Sure enough, moments after we sent this out we learned that Citi magically beats consensus EPS of $1.05, reporting a non-GAAP number of $1.24. The only problem: reported GAAP EPS was a laughable $0.03. Where did the bulk of the company’s net income come from? Why the “one-time, non-recurring charge” of course: $1.21 of the $1.24 in Citi EPS was thanks to the “punishment” the government just served it with.

And since Wall Street, all of it in the same boat as well, does not care about actual numbers based in reality, but merely pro forma adjustments, such as this one which was a kitchen sink addback for Citi, allowing it to generate $3.8 billion in pro forma “Net Income” when in reality none of this is an actual cash flow item, and certainly does not benefit the balance sheet, Citi stock is now a solid 3% higher on, well, magic!

In reality what happened: Citi’s revenues dipped 4%, and 5% for Citicorp excluding Citi Holdings.

 

But the real slaughter appears when one looks at the bank’s core operations. First, consumer banking, where we see that Retail Banking cratered 26% Y/Y to $1.2 billion due to “lower mortgage refinancing activity

Maybe at least the bank’s Net Interest Margin rose to compensate for the loss in volume? Nope. At 2.87% this was the lowest NIM since Q3 2013.

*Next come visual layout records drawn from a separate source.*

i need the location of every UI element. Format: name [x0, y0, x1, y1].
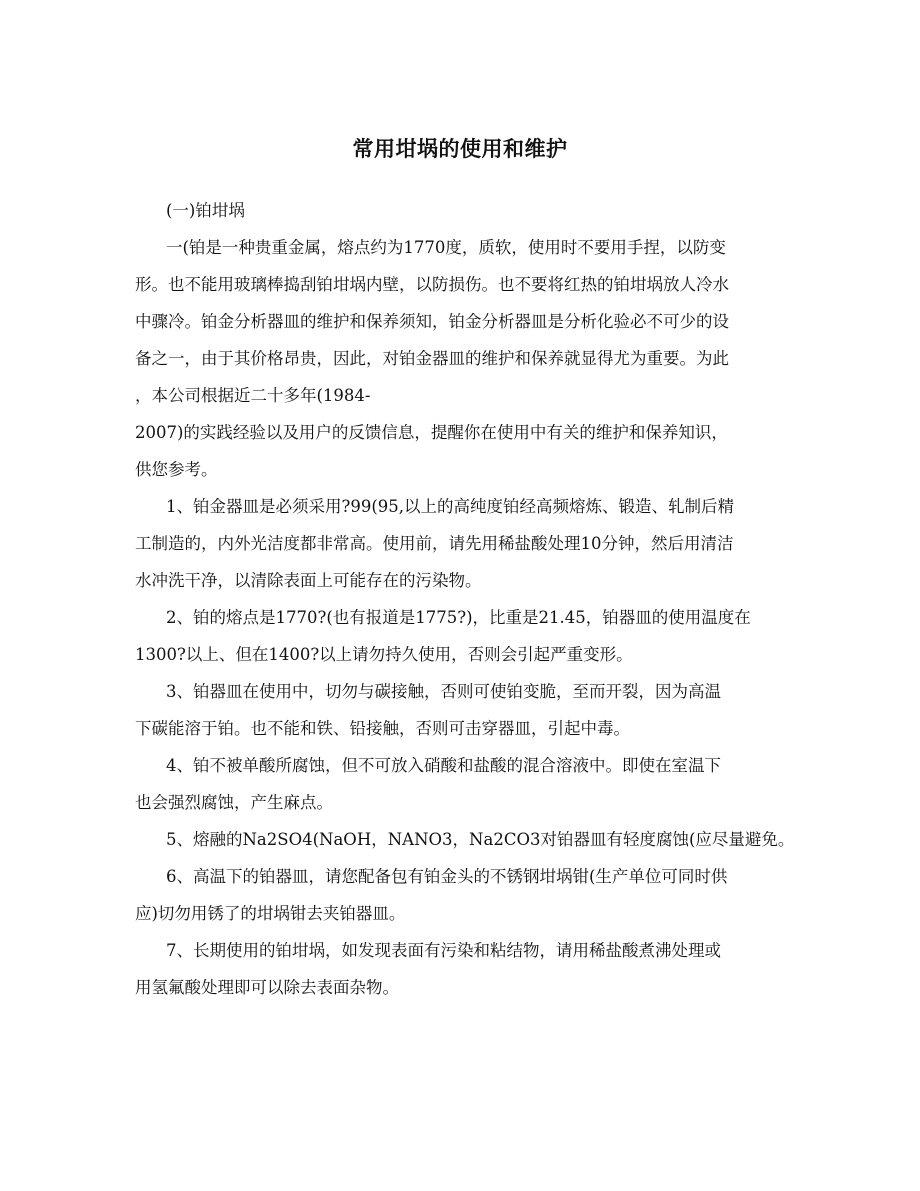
- document-title: 常用坩埚的使用和维护: [352, 136, 568, 161]
- list-item-line: 应)切勿用锈了的坩埚钳去夹铂器皿。: [135, 904, 406, 923]
- paragraph-line: 备之一，由于其价格昂贵，因此，对铂金器皿的维护和保养就显得尤为重要。为此: [135, 349, 729, 368]
- list-item-line: 6、高温下的铂器皿，请您配备包有铂金头的不锈钢坩埚钳(生产单位可同时供: [166, 867, 728, 886]
- list-item-line: 也会强烈腐蚀，产生麻点。: [135, 793, 333, 812]
- paragraph-line: 供您参考。: [135, 460, 218, 479]
- list-item-line: 工制造的，内外光洁度都非常高。使用前，请先用稀盐酸处理10分钟，然后用清洁: [135, 534, 734, 553]
- paragraph-line: 一(铂是一种贵重金属，熔点约为1770度，质软，使用时不要用手捏，以防变: [166, 238, 726, 257]
- paragraph-line: 形。也不能用玻璃棒捣刮铂坩埚内壁，以防损伤。也不要将红热的铂坩埚放人冷水: [135, 275, 729, 294]
- list-item-line: 3、铂器皿在使用中，切勿与碳接触，否则可使铂变脆，至而开裂，因为高温: [166, 682, 721, 701]
- list-item-line: 下碳能溶于铂。也不能和铁、铅接触，否则可击穿器皿，引起中毒。: [135, 719, 630, 738]
- list-item-line: 7、长期使用的铂坩埚，如发现表面有污染和粘结物，请用稀盐酸煮沸处理或: [166, 941, 721, 960]
- paragraph-line: 中骤冷。铂金分析器皿的维护和保养须知，铂金分析器皿是分析化验必不可少的设: [135, 312, 729, 331]
- list-item-line: 2、铂的熔点是1770?(也有报道是1775?)，比重是21.45，铂器皿的使用温度在: [166, 608, 751, 627]
- list-item-line: 5、熔融的Na2SO4(NaOH，NANO3，Na2CO3对铂器皿有轻度腐蚀(应尽量避免。: [166, 830, 795, 849]
- list-item-line: 用氢氟酸处理即可以除去表面杂物。: [135, 978, 399, 997]
- list-item-line: 1300?以上、但在1400?以上请勿持久使用，否则会引起严重变形。: [135, 645, 633, 664]
- paragraph-line: 2007)的实践经验以及用户的反馈信息，提醒你在使用中有关的维护和保养知识，: [135, 423, 728, 442]
- paragraph-line: ，本公司根据近二十多年(1984-: [135, 386, 371, 405]
- list-item-line: 4、铂不被单酸所腐蚀，但不可放入硝酸和盐酸的混合溶液中。即使在室温下: [166, 756, 721, 775]
- section-heading: (一)铂坩埚: [166, 201, 245, 220]
- list-item-line: 1、铂金器皿是必须采用?99(95,以上的高纯度铂经高频熔炼、锻造、轧制后精: [166, 497, 735, 516]
- list-item-line: 水冲洗干净，以清除表面上可能存在的污染物。: [135, 571, 482, 590]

Ok fine, everyone knows that in the new normal banks no longer lend: they are merely FDIC insured FICC and equity trading desks. So how did trading revenues look? In a word, abysmal! As the table below shows, equity market revenues crarted 25% Q/Q and 26% Y/Y while the all important FICC was down 12% Y/Y and a whopping 22% Q/Q. The scapegoat? “Fixed Income Markets down 12% YoY on historically low volatility and decline in volumes… Equity Markets down 26% YoY and 25% QoQ reflecting lower client activity and weak trading performance in EMEA.”

In other words, aside from mortgage activity and trading, Citi is doing just great. Sure enough, the piggybank which banks use every quarter to pad earnings performed quite well: as the company reported, in Q2 about $700 million in “Net Income” was the result of loan loss reserve releases, $23 million more than a quarter ago, when bank after bank promised they would taper abusing reserve release as a source of Net Income. It also goes without saying that absent this traditional gimmick, Citi’s Gaap EPS of $0.03 would have been wildly negative.

Finally, perhaps at least the company is seeing something better in the numbers above than us, and is preparing for that imminent revenue surge by way of boosting hiring and expanding its labor force? Nope.